Thursday, December 26, 2013

Rachel Kushner. The Flamethrowers, 2013

It is an ambitions book, a stab at "great literature" and it works...

One of the big American novels from recent years.

 It offers a sweeping representation of radicalism - in life and art - in Italy and New York of the 70s. Reno, the main character, a young girl who wants to make it in the art world in New York of that time, guides us through the lofts, studios, galleries, and pubs of modernist NY and her observations draw the sad picture of art once trying to be "revolutionary" and "subversive" to the point of its annhilation and its becoming an obscure ornament pinned on the big egos of self-absorbed, manic, and sad people posing as artists. Tragically, the only thing beyond this "radical" art world depicted by Reno/Kushner that has a greater claim to authenticity, is the lurking menace of political violence and terrorism.

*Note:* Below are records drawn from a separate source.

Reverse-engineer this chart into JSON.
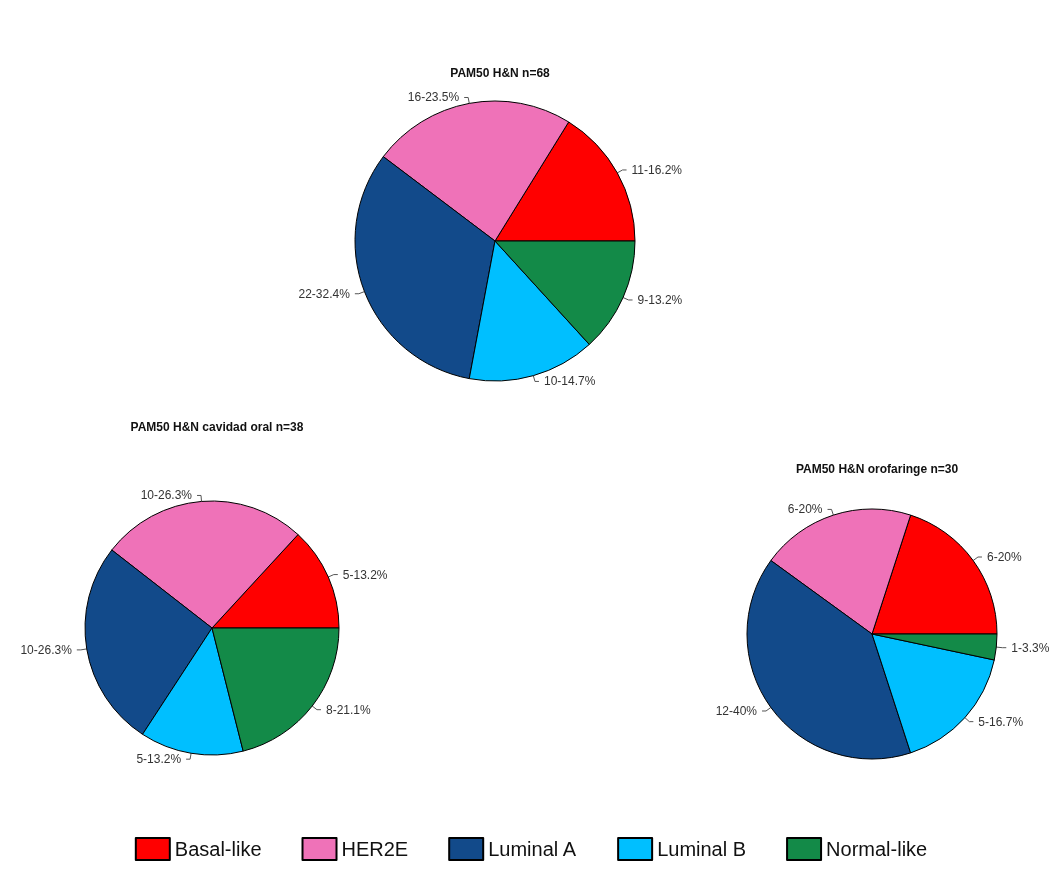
{
  "chart_data": [
    {
      "type": "pie",
      "title": "PAM50 H&N n=68",
      "categories": [
        "Basal-like",
        "HER2E",
        "Luminal A",
        "Luminal B",
        "Normal-like"
      ],
      "values": [
        11,
        16,
        22,
        10,
        9
      ],
      "value_labels": [
        "11-16.2%",
        "16-23.5%",
        "22-32.4%",
        "10-14.7%",
        "9-13.2%"
      ],
      "colors": [
        "#ff0000",
        "#ef72b8",
        "#124a8a",
        "#00bfff",
        "#138a48"
      ],
      "legend": "bottom"
    },
    {
      "type": "pie",
      "title": "PAM50 H&N cavidad oral n=38",
      "categories": [
        null,
        null,
        null,
        null,
        null
      ],
      "values": [
        5,
        10,
        10,
        5,
        8
      ],
      "value_labels": [
        "5-13.2%",
        "10-26.3%",
        "10-26.3%",
        "5-13.2%",
        "8-21.1%"
      ],
      "colors": [
        "#ff0000",
        "#ef72b8",
        "#124a8a",
        "#00bfff",
        "#138a48"
      ]
    },
    {
      "type": "pie",
      "title": "PAM50 H&N orofaringe n=30",
      "categories": [
        null,
        null,
        null,
        null,
        null
      ],
      "values": [
        6,
        6,
        12,
        5,
        1
      ],
      "value_labels": [
        "6-20%",
        "6-20%",
        "12-40%",
        "5-16.7%",
        "1-3.3%"
      ],
      "colors": [
        "#ff0000",
        "#ef72b8",
        "#124a8a",
        "#00bfff",
        "#138a48"
      ]
    }
  ]
}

Reno's brush with the underworld of Gianni and his comrades (the Italian Red Brigades) is a sobering experience which feels almost like a nightmare and can be told only in a matter-of-fact language which describes actions but does not attempt to wrench out meaning. While the art world is stylistically exuberant, narcissistic, and ridiculous, the Italian radicalists, indulge in a different kind of self-importance - the scary claim on ultimate justice, and on delivering that justice. By punishing and killing.

 There is a lot more in this novel except the story or Reno and her passage into adulthood and her initiation into cynicism -- for what else can we call her coming to terms with reality...The narrative involves heavily metaphorically laden images of metal, rubber, and velocity (the Valera motorcycle), the fetishes of industrialism, film stock, photography, futurism, war, etc... In the end, there is a sense of too much "research" being ingested into a fictional work. In the end, one may wonder if the novel's complexity is not an effect of the diligence of this research, of the too many important themes being juggled with (a sense that lingered in me after reading Don DeLillo's "Libra" or "Underworld"). But the writing occasionally is so good, that it redeems the author for having been so ambitious.

 I shouldn't be complaining about this, actually - it is a rich book and reads with pleasure. That is rare.